Он в тапочках поднялся. Так заходит. Говорит:

- Я случайно просто. Повернулся, а тут твой нос уже. Вот.
- Нормально.
- Ага.

Включаем Сегу. Серый проигрывает. Говорит:

- А тот столбик дядька спилил болгаркой. Прикинь? Двенадцать кило нержавейки.
- Ого, как так?
- Ага.
- А как дела у вас? Он чё говорил тебе?
- Да забей, нормально.

И дальше играем. Он проигрывает опять, и я радуюсь. Круто сегодня игра прёт.

* * *

Весенние каникулы – самые быстрые. Это же всего лишь разминка перед летними. Самое интересное, что может произойти в них – это начаться весна. Настоящая, а не календарная. Так и в этом году. Может быть, это лучшие весенние каникулы в моей жизни. Хотя, я думаю, что необязательно среди каникул решать, какие лучшие, но это иногда интересно и клёво так рассудить.

Через неделю Серый уезжает домой. Он вообще из Москвы, и только на каникулы приезжает к бабушке. Каждые каникулы в течение нескольких лет. В Долгопрудный к нам.

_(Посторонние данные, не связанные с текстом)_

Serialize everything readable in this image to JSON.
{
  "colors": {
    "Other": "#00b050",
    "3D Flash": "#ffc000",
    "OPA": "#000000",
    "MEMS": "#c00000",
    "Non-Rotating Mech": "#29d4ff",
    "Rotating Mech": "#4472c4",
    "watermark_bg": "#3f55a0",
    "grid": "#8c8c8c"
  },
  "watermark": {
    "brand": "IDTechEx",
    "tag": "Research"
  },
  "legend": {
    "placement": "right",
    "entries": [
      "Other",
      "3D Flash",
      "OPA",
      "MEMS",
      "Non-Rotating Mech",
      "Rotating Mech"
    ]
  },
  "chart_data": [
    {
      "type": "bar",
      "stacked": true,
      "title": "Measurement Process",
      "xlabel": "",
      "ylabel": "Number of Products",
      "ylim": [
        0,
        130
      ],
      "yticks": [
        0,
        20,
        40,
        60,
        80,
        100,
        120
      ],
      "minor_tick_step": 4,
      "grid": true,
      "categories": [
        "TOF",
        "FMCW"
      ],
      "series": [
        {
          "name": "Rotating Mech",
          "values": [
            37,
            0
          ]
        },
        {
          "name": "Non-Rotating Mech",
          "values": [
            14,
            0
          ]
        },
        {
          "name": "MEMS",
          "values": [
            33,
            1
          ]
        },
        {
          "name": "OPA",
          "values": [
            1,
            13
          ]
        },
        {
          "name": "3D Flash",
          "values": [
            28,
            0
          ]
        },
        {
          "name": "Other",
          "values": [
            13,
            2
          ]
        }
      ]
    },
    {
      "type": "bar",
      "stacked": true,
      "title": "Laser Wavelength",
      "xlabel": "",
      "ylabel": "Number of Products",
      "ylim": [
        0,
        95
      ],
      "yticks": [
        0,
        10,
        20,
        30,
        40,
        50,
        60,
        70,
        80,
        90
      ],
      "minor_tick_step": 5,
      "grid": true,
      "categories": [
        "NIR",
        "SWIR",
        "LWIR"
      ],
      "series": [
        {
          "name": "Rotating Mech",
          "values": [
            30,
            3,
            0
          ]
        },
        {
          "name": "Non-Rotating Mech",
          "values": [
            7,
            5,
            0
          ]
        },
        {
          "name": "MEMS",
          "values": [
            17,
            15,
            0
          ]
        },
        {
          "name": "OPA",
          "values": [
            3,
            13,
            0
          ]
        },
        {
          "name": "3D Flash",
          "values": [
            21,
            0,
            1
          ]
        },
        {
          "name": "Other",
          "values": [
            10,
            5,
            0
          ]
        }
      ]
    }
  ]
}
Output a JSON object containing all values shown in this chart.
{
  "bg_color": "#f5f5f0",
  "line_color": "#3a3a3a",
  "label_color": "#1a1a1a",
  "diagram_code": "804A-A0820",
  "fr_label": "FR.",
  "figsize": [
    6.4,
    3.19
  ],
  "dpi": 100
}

Стоим у подъезда, вечер воскресенья. Говорю:

- До второго столбика так руки и не дошли.
- Ага. Может, дойдут ещё.
- Ты когда думаешь приехать?
- Летом, наверно.
- Ладно, пока.

Мы с ним не жмём никогда руки. И не обнимаемся, конечно, на прощанье. Серый уходит, его провожает дядька до электрички.

* * *

С Серым мы больше не виделись. Не знаю почему.

Точнее как, виделись однажды. Но это уже не он был. Да что говорить – я не я уже был. Так вот иногда получается, что самые близкие люди становятся просто чужими. Можно сказать, что не из-за чего. Как будто всё произошедшее было не с тобой и тем человеком, а в каком-то фильме, и ты смотрел этот фильм просто со стороны и запомнил кое-что. Странно это.

А ещё вот обидно, что куртка, которую собаки порвали – совсем новая была. Я, считай, неделю её всего относил. Сам зашил и ходил ещё со штопанным рукавом года два.